Epithelial Growth Factor Receptor (EGFR) and ERBB2 Signaling

We observed a main effect consistent with reduced EGFR and ERBB2 (a.k.a. HER2/neu, human epidermal growth factor receptor 2) signaling is ASD blood samples. Our search did not identify studies reporting transcriptional differences explicitly related to this signaling axis in ASD. Circulating EGF concentrations have been reported as higher in ASD (Tobiasova et al., 2011; İşeri et al., 2010), while others reported reduced EGF in ASD samples (Manzardo et al., 2012; Russo, 2013; Suzuki et al., 2007). Another recent study found lower levels of plasma MIG6 protein, a negative regulator of EGF signaling, in ASD samples (Russo, 2014). One microarray study of cortical tissue identified EGF signaling as an enriched function among differentially expressed genes, though they did not shed light on the direction of this effect (Garbett et al., 2008). Genetic studies have shown a haplotypic association involving the locus of the EGF ligand (Toyoda et al., 2007). Notably, the neuregulin (NRG) gene-family members are ligands for members within the EGFR family; neuregulin 3 (NRG3, ligand for ERBB4) is implicated as a schizophrenia risk locus by common variant association studies (Kao et al., 2010).
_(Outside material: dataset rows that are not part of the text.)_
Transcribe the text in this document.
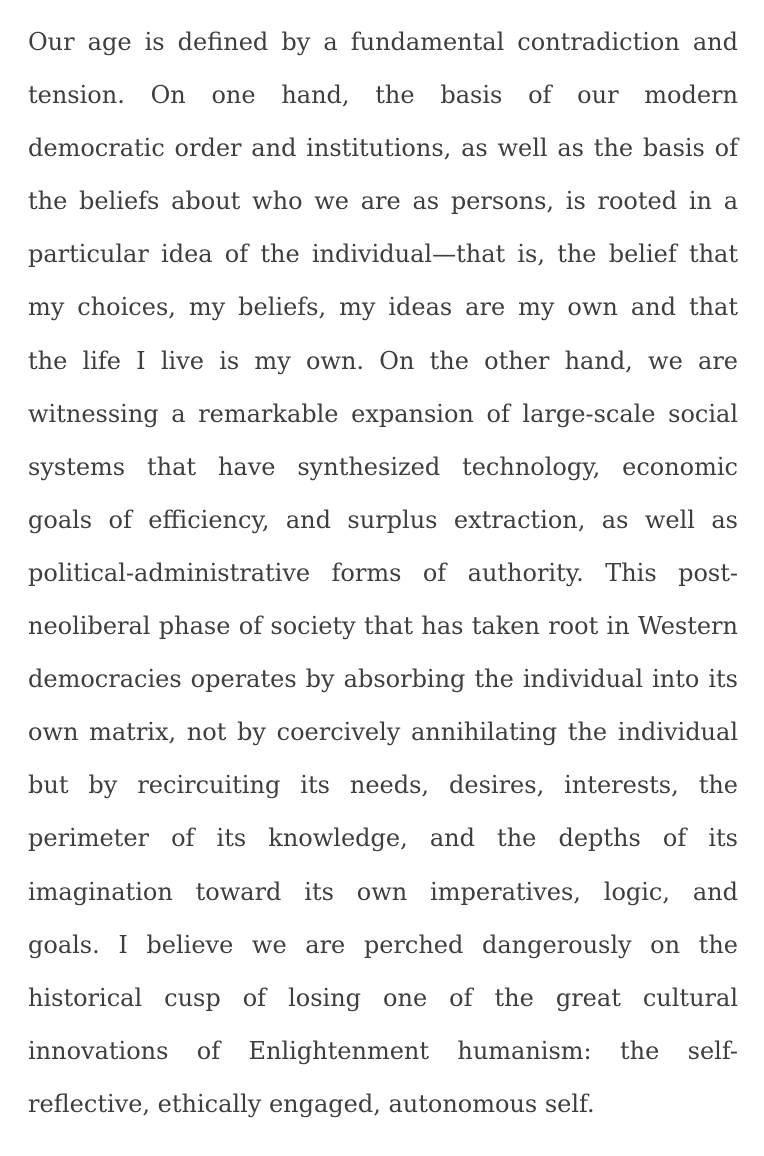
Our age is defined by a fundamental contradiction and
tension. On one hand, the basis of our modern
democratic order and institutions, as well as the basis of
the beliefs about who we are as persons, is rooted in a
particular idea of the individual—that is, the belief that
my choices, my beliefs, my ideas are my own and that
the life I live is my own. On the other hand, we are
witnessing a remarkable expansion of large-scale social
systems that have synthesized technology, economic
goals of efficiency, and surplus extraction, as well as
political-administrative forms of authority. This post-
neoliberal phase of society that has taken root in Western
democracies operates by absorbing the individual into its
own matrix, not by coercively annihilating the individual
but by recircuiting its needs, desires, interests, the
perimeter of its knowledge, and the depths of its
imagination toward its own imperatives, logic, and
goals. I believe we are perched dangerously on the
historical cusp of losing one of the great cultural
innovations of Enlightenment humanism: the self-
reflective, ethically engaged, autonomous self.
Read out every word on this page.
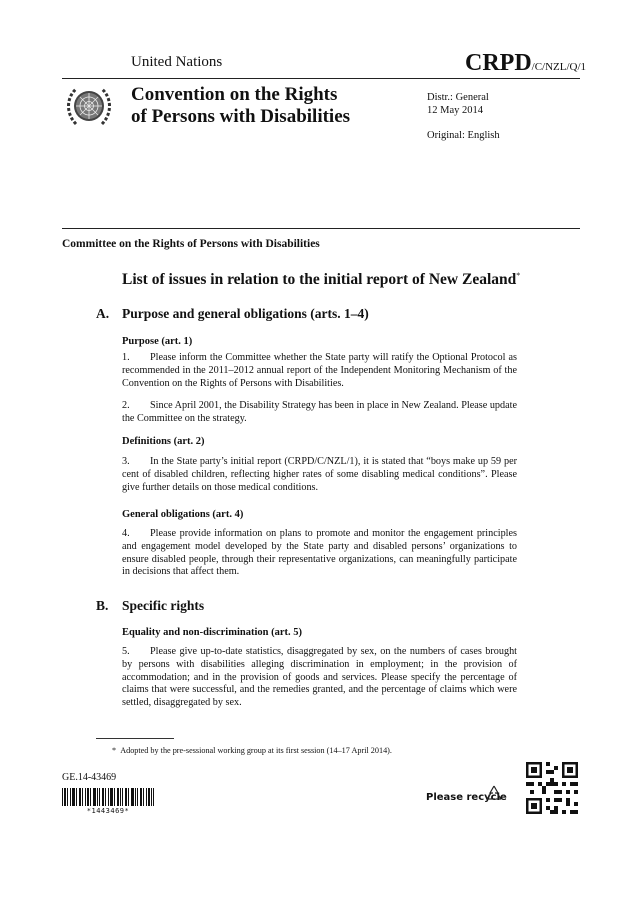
United Nations	CRPD/C/NZL/Q/1
Convention on the Rights
of Persons with Disabilities
Distr.: General
12 May 2014
Original: English
Committee on the Rights of Persons with Disabilities
List of issues in relation to the initial report of New Zealand*
A. Purpose and general obligations (arts. 1–4)
Purpose (art. 1)
1. Please inform the Committee whether the State party will ratify the Optional Protocol as recommended in the 2011–2012 annual report of the Independent Monitoring Mechanism of the Convention on the Rights of Persons with Disabilities.
2. Since April 2001, the Disability Strategy has been in place in New Zealand. Please update the Committee on the strategy.
Definitions (art. 2)
3. In the State party’s initial report (CRPD/C/NZL/1), it is stated that “boys make up 59 per cent of disabled children, reflecting higher rates of some disabling medical conditions”. Please give further details on those medical conditions.
General obligations (art. 4)
4. Please provide information on plans to promote and monitor the engagement principles and engagement model developed by the State party and disabled persons’ organizations to ensure disabled people, through their representative organizations, can meaningfully participate in decisions that affect them.
B. Specific rights
Equality and non-discrimination (art. 5)
5. Please give up-to-date statistics, disaggregated by sex, on the numbers of cases brought by persons with disabilities alleging discrimination in employment; in the provision of accommodation; and in the provision of goods and services. Please specify the percentage of claims that were successful, and the remedies granted, and the percentage of claims which were settled, disaggregated by sex.
* Adopted by the pre-sessional working group at its first session (14–17 April 2014).
GE.14-43469
*1443469*
Please recycle
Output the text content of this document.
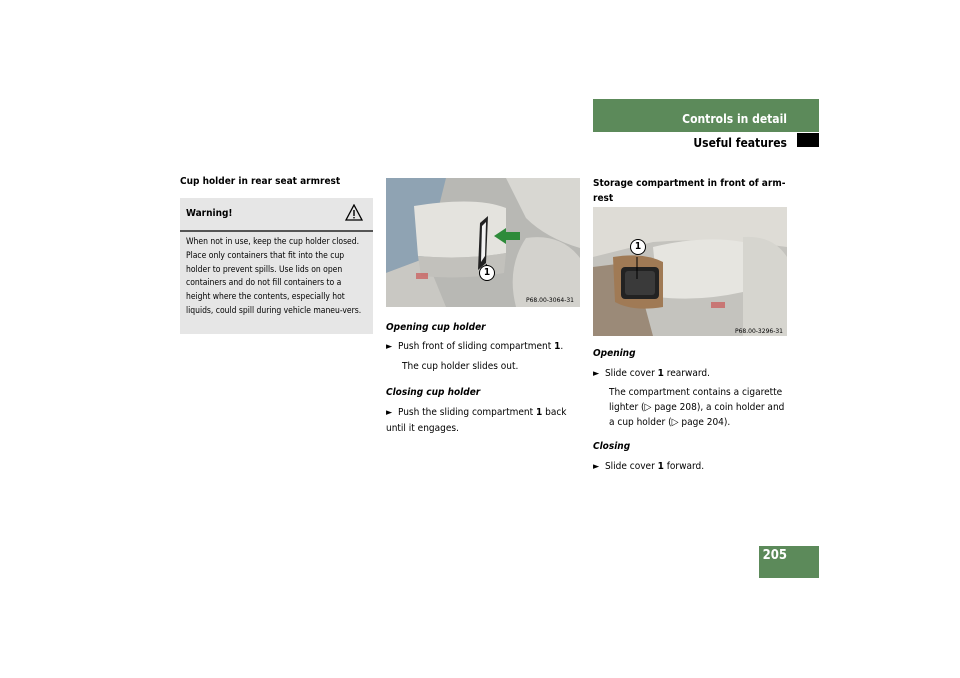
Controls in detail
Useful features
Cup holder in rear seat armrest
Warning!
When not in use, keep the cup holder closed. Place only containers that fit into the cup holder to prevent spills. Use lids on open containers and do not fill containers to a height where the contents, especially hot liquids, could spill during vehicle maneu-vers.
P68.00-3064-31
1
Opening cup holder
► Push front of sliding compartment 1.
The cup holder slides out.
Closing cup holder
► Push the sliding compartment 1 back until it engages.
Storage compartment in front of arm-rest
P68.00-3296-31
1
Opening
► Slide cover 1 rearward.
The compartment contains a cigarette lighter (▷ page 208), a coin holder and a cup holder (▷ page 204).
Closing
► Slide cover 1 forward.
205
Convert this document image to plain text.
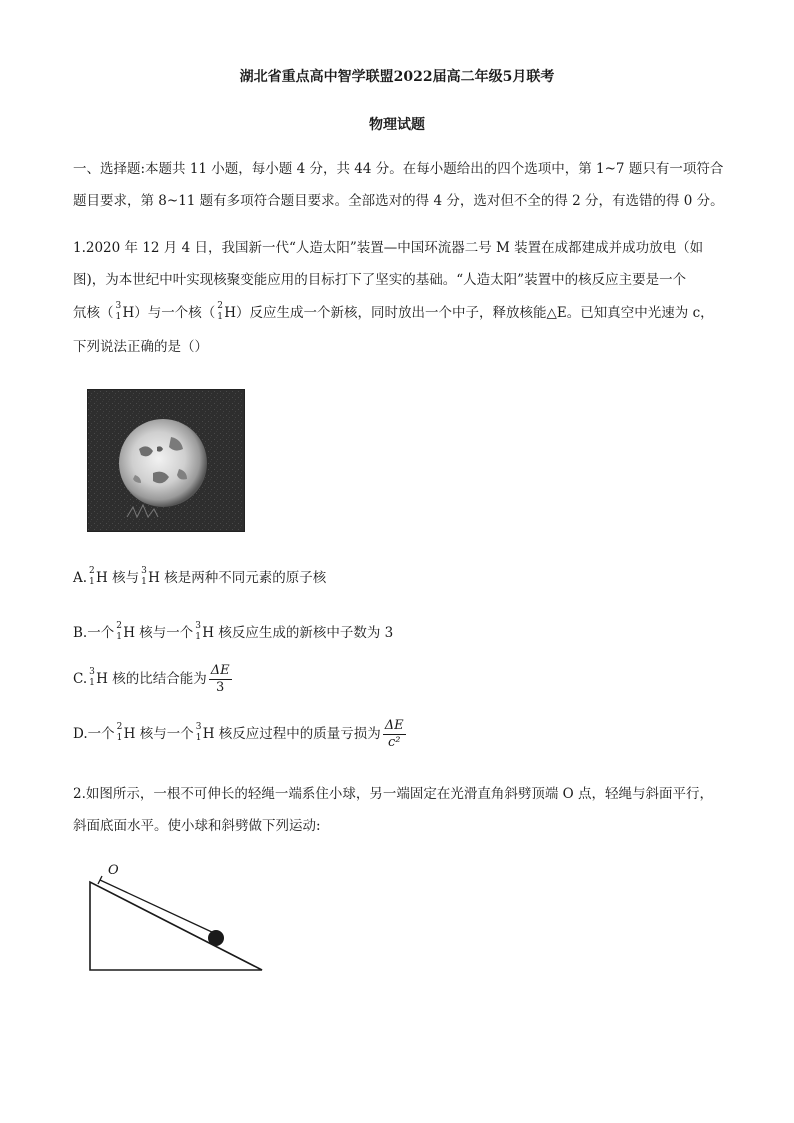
湖北省重点高中智学联盟2022届高二年级5月联考
物理试题
一、选择题:本题共 11 小题，每小题 4 分，共 44 分。在每小题给出的四个选项中，第 1~7 题只有一项符合
题目要求，第 8~11 题有多项符合题目要求。全部选对的得 4 分，选对但不全的得 2 分，有选错的得 0 分。
1.2020 年 12 月 4 日，我国新一代“人造太阳”装置—中国环流器二号 M 装置在成都建成并成功放电（如
图)，为本世纪中叶实现核聚变能应用的目标打下了坚实的基础。“人造太阳”装置中的核反应主要是一个
氘核（ 3
1 H）与一个核（ 2
1 H）反应生成一个新核，同时放出一个中子，释放核能△E。已知真空中光速为 c，
下列说法正确的是（）
A. 2
1 H 核与 3
1 H 核是两种不同元素的原子核
B.一个 2
1 H 核与一个 3
1 H 核反应生成的新核中子数为 3
C. 3
1 H 核的比结合能为 $\frac{\Delta E}{3}$
D.一个 2
1 H 核与一个 3
1 H 核反应过程中的质量亏损为 $\frac{\Delta E}{\text{c²}}$
2.如图所示，一根不可伸长的轻绳一端系住小球，另一端固定在光滑直角斜劈顶端 O 点，轻绳与斜面平行，
斜面底面水平。使小球和斜劈做下列运动:
O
An animal model of NRG3 over-expression during development resulted in adult phenotype characterized by increased anxiety and diminished social behavior (Paterson and Law, 2014). More generally, EGFR signaling is involved in cell growth, proliferation, and differentiation; it also plays roles in the developing and adult CNS (Page, 2003; Libermann et al., 1984; Mazzoni and Kenigsberg, 1992). EGFRs exert signaling effects through MAPK, PI3K/AKT, and STAT signaling cascades.